With poverty it seems there comes a certain freedom. People are happier, freer then those of us from the western world. They have nothing; a whole family squashed together in a tiny room with no panes in their windows, their bikes and animals lying in the same room as their bed and kitchen, no fan or air conditioning to cool them in the relentless heat. Yet all they have, they share, they give all they can to others, to me, the ‘rich’ foreigner.
It would appear that I have everything they would want/need, yet I am not as happy, not as free as them. I am restless, yearning to see a change in the world, to see a change in myself. I thought my life was difficult, but it’s all relative. My life is not difficult, not by comparisons.
I think my desire for adventure is connected with money and trappings of it. If I have nothing and all my worries day to day are not of how bad my skin is, how fat my thighs are, or how people perceive me. Adventure is when all of that fades into the background, into insignificance and the worries are instead focused on survival. The days spent pushing your body, mind and soul to its limit, seeing what you are capable of, seeing the world as it really is, not the tourist flashy version, but the real world.
I am tired of being restless.
I’ve always known what I want to do, I’ve just always been afraid to go ahead and do it.
Perhaps I am finally ready to step it up a gear or two, to say fuck the stepping stones and throw caution to the wind.
I am already nervous of the decision I have yet to make, of the not yet fully formed idea in my mind. But it is there. It’s always been there. Growing stronger each passing day.
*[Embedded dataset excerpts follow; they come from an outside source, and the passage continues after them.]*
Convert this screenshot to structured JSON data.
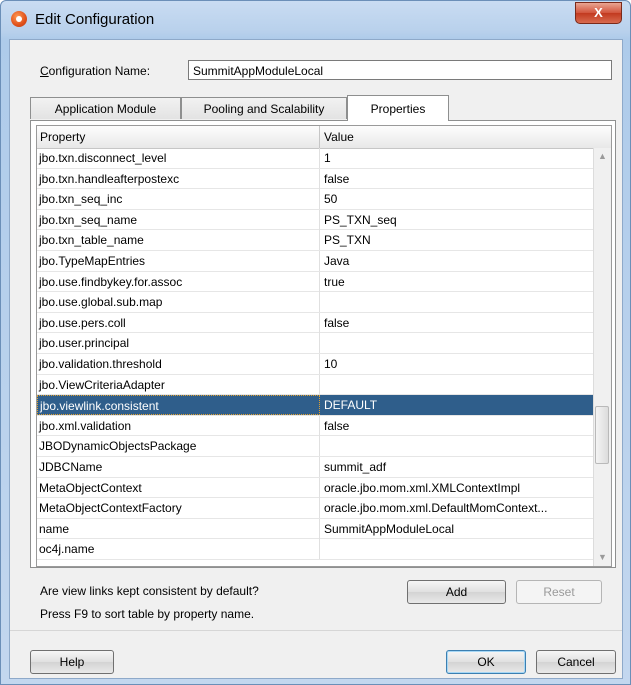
{
  "window": {
    "title": "Edit Configuration",
    "close_label": "X"
  },
  "config": {
    "label_prefix": "C",
    "label_rest": "onfiguration Name:",
    "value": "SummitAppModuleLocal"
  },
  "tabs": [
    {
      "label": "Application Module"
    },
    {
      "label": "Pooling and Scalability"
    },
    {
      "label": "Properties"
    }
  ],
  "table": {
    "headers": {
      "property": "Property",
      "value": "Value"
    },
    "rows": [
      {
        "property": "jbo.txn.disconnect_level",
        "value": "1"
      },
      {
        "property": "jbo.txn.handleafterpostexc",
        "value": "false"
      },
      {
        "property": "jbo.txn_seq_inc",
        "value": "50"
      },
      {
        "property": "jbo.txn_seq_name",
        "value": "PS_TXN_seq"
      },
      {
        "property": "jbo.txn_table_name",
        "value": "PS_TXN"
      },
      {
        "property": "jbo.TypeMapEntries",
        "value": "Java"
      },
      {
        "property": "jbo.use.findbykey.for.assoc",
        "value": "true"
      },
      {
        "property": "jbo.use.global.sub.map",
        "value": ""
      },
      {
        "property": "jbo.use.pers.coll",
        "value": "false"
      },
      {
        "property": "jbo.user.principal",
        "value": ""
      },
      {
        "property": "jbo.validation.threshold",
        "value": "10"
      },
      {
        "property": "jbo.ViewCriteriaAdapter",
        "value": ""
      },
      {
        "property": "jbo.viewlink.consistent",
        "value": "DEFAULT"
      },
      {
        "property": "jbo.xml.validation",
        "value": "false"
      },
      {
        "property": "JBODynamicObjectsPackage",
        "value": ""
      },
      {
        "property": "JDBCName",
        "value": "summit_adf"
      },
      {
        "property": "MetaObjectContext",
        "value": "oracle.jbo.mom.xml.XMLContextImpl"
      },
      {
        "property": "MetaObjectContextFactory",
        "value": "oracle.jbo.mom.xml.DefaultMomContext..."
      },
      {
        "property": "name",
        "value": "SummitAppModuleLocal"
      },
      {
        "property": "oc4j.name",
        "value": ""
      }
    ]
  },
  "description": {
    "line1": "Are view links kept consistent by default?",
    "line2": "Press F9 to sort table by property name."
  },
  "buttons": {
    "add": "Add",
    "reset": "Reset",
    "help": "Help",
    "ok": "OK",
    "cancel": "Cancel"
  }
}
I will commit to doing something or forever will I be exiled to this incomplete state of yearning, of always aching for more, of always failing to live in the moment.
When will my soul finally settle?
I’ve known the answer for quite a while. I just never had that extra push that it takes to commit and initiate the process.
Maybe moving here was too easy, but perhaps it was exactly what I needed to do to get the wheels in motion, to make me take that first and hardest of steps.
I know now I have to do an expedition/ a big adventure or forever I will live with a regret weighing on my shoulders.
Now…”Tell me, what is it you plan to do with your one wild and precious life?” – Mary Oliver, The Summer Day.